After trying once to pull away, Steve rests his free hand on Bucky’s scapula. _‘Bucky,’_ he says, “C’mon. I’ll just be a minute.”

Bucky makes an unhappy sound, but he reluctantly lets Steve go. Slipping his hand free, Steve retreats to the restroom to get ready for bed. He half expects Bucky to pop up behind him and do the same, though he must be truly exhausted because he doesn’t make an appearance. When Steve reemerges from the en suite bathroom, Bucky is still in the same position; eyes closed and lying on top of the covers. He leaves him there and quietly goes around the apartment, turning off all the lights but the one on the nightstand.

Standing at the edge of the bed, Steve pulls at the duvet until Bucky’s eyes blink open. He's disgruntled and sleepy and it's absolutely gorgeous. “Quit,” he groans, only half awake.

“Get off the blankets, Buck. Lemme in,” Steve replies. He yanks again, hard. It’s enough to roll Bucky off and Steve comes away with the duvet in his hands.

Bucky props himself up on one elbow, glaring at Steve and the duvet. “What the hell,” he complains.

Instead of responding, Steve flips the duvet into the air and lets it float down onto Bucky. Then, he joins Bucky under the covers and flicks the lights off. Almost immediately, Bucky recovers from his brief annoyance with Steve. He lets Steve gather him up in his arms, turns his face into the safety of Steve’s shoulder, and breathes deeply.

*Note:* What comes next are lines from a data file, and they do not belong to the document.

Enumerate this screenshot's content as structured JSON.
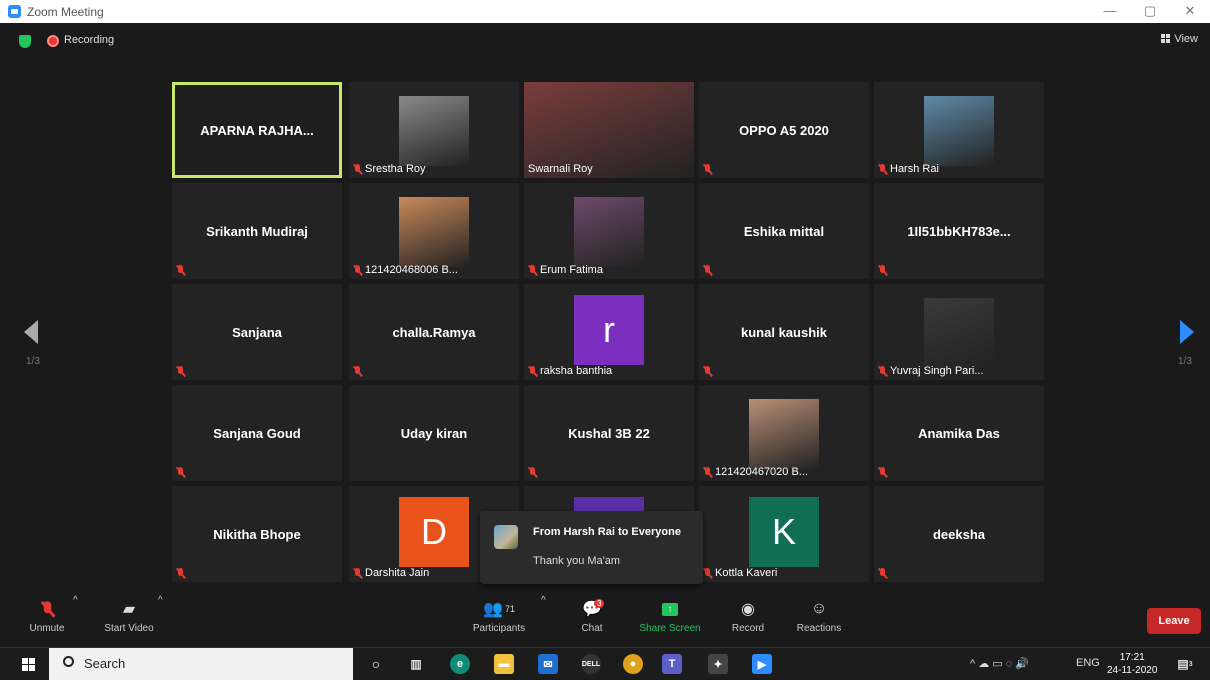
{
  "window": {
    "title": "Zoom Meeting",
    "min": "—",
    "max": "▢",
    "close": "✕"
  },
  "topbar": {
    "recording": "Recording",
    "view": "View"
  },
  "tiles": [
    {
      "name": "APARNA RAJHA...",
      "caption": "",
      "kind": "name",
      "active": true,
      "muted": false
    },
    {
      "name": "Srestha Roy",
      "caption": "Srestha Roy",
      "kind": "photo",
      "muted": true,
      "color": "#8a8a8a"
    },
    {
      "name": "Swarnali Roy",
      "caption": "Swarnali Roy",
      "kind": "video",
      "muted": false,
      "color": "#7a3d3d"
    },
    {
      "name": "OPPO A5 2020",
      "caption": "",
      "kind": "name",
      "muted": true
    },
    {
      "name": "Harsh Rai",
      "caption": "Harsh Rai",
      "kind": "photo",
      "muted": true,
      "color": "#5f8aa8"
    },
    {
      "name": "Srikanth Mudiraj",
      "caption": "",
      "kind": "name",
      "muted": true
    },
    {
      "name": "121420468006 B...",
      "caption": "121420468006 B...",
      "kind": "photo",
      "muted": true,
      "color": "#c98a5a"
    },
    {
      "name": "Erum Fatima",
      "caption": "Erum Fatima",
      "kind": "photo",
      "muted": true,
      "color": "#6d4a6a"
    },
    {
      "name": "Eshika mittal",
      "caption": "",
      "kind": "name",
      "muted": true
    },
    {
      "name": "1Il51bbKH783e...",
      "caption": "",
      "kind": "name",
      "muted": true
    },
    {
      "name": "Sanjana",
      "caption": "",
      "kind": "name",
      "muted": true
    },
    {
      "name": "challa.Ramya",
      "caption": "",
      "kind": "name",
      "muted": true
    },
    {
      "name": "raksha banthia",
      "caption": "raksha banthia",
      "kind": "letter",
      "letter": "r",
      "muted": true,
      "color": "#7b2fbe"
    },
    {
      "name": "kunal kaushik",
      "caption": "",
      "kind": "name",
      "muted": true
    },
    {
      "name": "Yuvraj Singh Pari...",
      "caption": "Yuvraj Singh Pari...",
      "kind": "photo",
      "muted": true,
      "color": "#3a3a3a"
    },
    {
      "name": "Sanjana Goud",
      "caption": "",
      "kind": "name",
      "muted": true
    },
    {
      "name": "Uday kiran",
      "caption": "",
      "kind": "name",
      "muted": false
    },
    {
      "name": "Kushal 3B 22",
      "caption": "",
      "kind": "name",
      "muted": true
    },
    {
      "name": "121420467020 B...",
      "caption": "121420467020 B...",
      "kind": "photo",
      "muted": true,
      "color": "#b98f76"
    },
    {
      "name": "Anamika Das",
      "caption": "",
      "kind": "name",
      "muted": true
    },
    {
      "name": "Nikitha Bhope",
      "caption": "",
      "kind": "name",
      "muted": true
    },
    {
      "name": "Darshita Jain",
      "caption": "Darshita Jain",
      "kind": "letter",
      "letter": "D",
      "muted": true,
      "color": "#e8541b"
    },
    {
      "name": "",
      "caption": "",
      "kind": "letter",
      "letter": "",
      "muted": false,
      "color": "#5a2fa8"
    },
    {
      "name": "Kottla Kaveri",
      "caption": "Kottla Kaveri",
      "kind": "letter",
      "letter": "K",
      "muted": true,
      "color": "#0f6e55"
    },
    {
      "name": "deeksha",
      "caption": "",
      "kind": "name",
      "muted": true
    }
  ],
  "pager": {
    "left": "1/3",
    "right": "1/3"
  },
  "chat_popup": {
    "from": "From Harsh Rai to Everyone",
    "message": "Thank you Ma'am"
  },
  "toolbar": {
    "unmute": "Unmute",
    "start_video": "Start Video",
    "participants": "Participants",
    "participants_count": "71",
    "chat": "Chat",
    "chat_badge": "3",
    "share": "Share Screen",
    "record": "Record",
    "reactions": "Reactions",
    "leave": "Leave"
  },
  "taskbar": {
    "search": "Search",
    "lang": "ENG",
    "time": "17:21",
    "date": "24-11-2020",
    "notif": "3"
  }
}
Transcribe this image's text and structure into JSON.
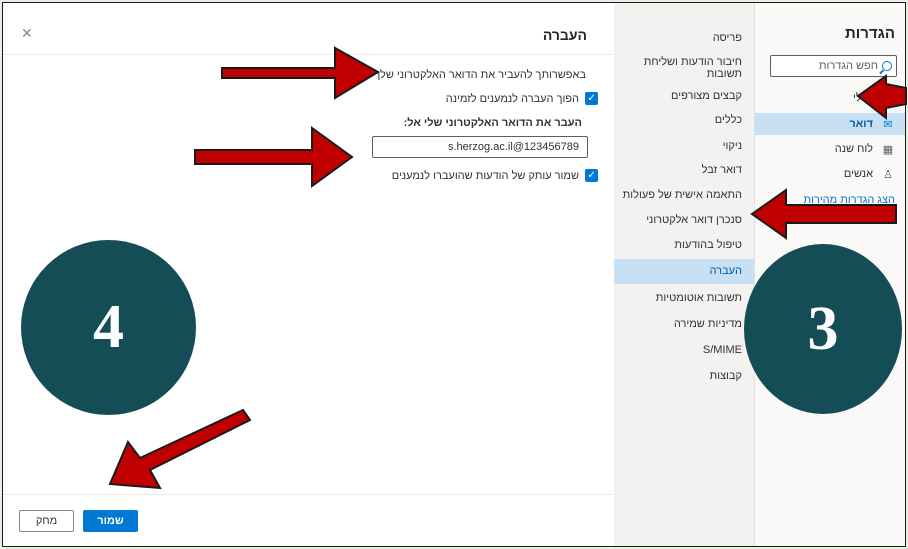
{
  "settings": {
    "title": "הגדרות",
    "search_placeholder": "חפש הגדרות",
    "items": [
      {
        "label": "כללי",
        "icon": "gear-icon",
        "selected": false
      },
      {
        "label": "דואר",
        "icon": "mail-icon",
        "selected": true
      },
      {
        "label": "לוח שנה",
        "icon": "calendar-icon",
        "selected": false
      },
      {
        "label": "אנשים",
        "icon": "people-icon",
        "selected": false
      }
    ],
    "quick_settings_link": "הצג הגדרות מהירות"
  },
  "mail_categories": [
    {
      "label": "פריסה"
    },
    {
      "label": "חיבור הודעות ושליחת תשובות"
    },
    {
      "label": "קבצים מצורפים"
    },
    {
      "label": "כללים"
    },
    {
      "label": "ניקוי"
    },
    {
      "label": "דואר זבל"
    },
    {
      "label": "התאמה אישית של פעולות"
    },
    {
      "label": "סנכרן דואר אלקטרוני"
    },
    {
      "label": "טיפול בהודעות"
    },
    {
      "label": "העברה",
      "selected": true
    },
    {
      "label": "תשובות אוטומטיות"
    },
    {
      "label": "מדיניות שמירה"
    },
    {
      "label": "S/MIME"
    },
    {
      "label": "קבוצות"
    }
  ],
  "forwarding": {
    "title": "העברה",
    "intro": "באפשרותך להעביר את הדואר האלקטרוני שלך לחשבון",
    "enable_checkbox_label": "הפוך העברה לנמענים לזמינה",
    "enable_checked": true,
    "forward_to_label": "העבר את הדואר האלקטרוני שלי אל:",
    "forward_to_value": "s.herzog.ac.il@123456789",
    "keep_copy_label": "שמור עותק של הודעות שהועברו לנמענים",
    "keep_copy_checked": true,
    "save_label": "שמור",
    "discard_label": "מחק"
  },
  "annotations": {
    "step_left": "4",
    "step_right": "3",
    "arrow_color": "#c00000",
    "circle_color": "#154d57"
  }
}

Steve knows that Bucky is dead to the world, but he grazes his fingers across Bucky’s spine anyways, like maybe he can speak it into existence; _‘Sweet dreams, love.’_

  
  


**Author's Note:**

> After Idioglossia, I got messages here and on Tumblr asking for a more light-hearted sequel. So I did what any good fic writer does: wait a literal year, start writing a very mini sequel immediately after taking the LSAT, and then wait another month before posting it. Oops.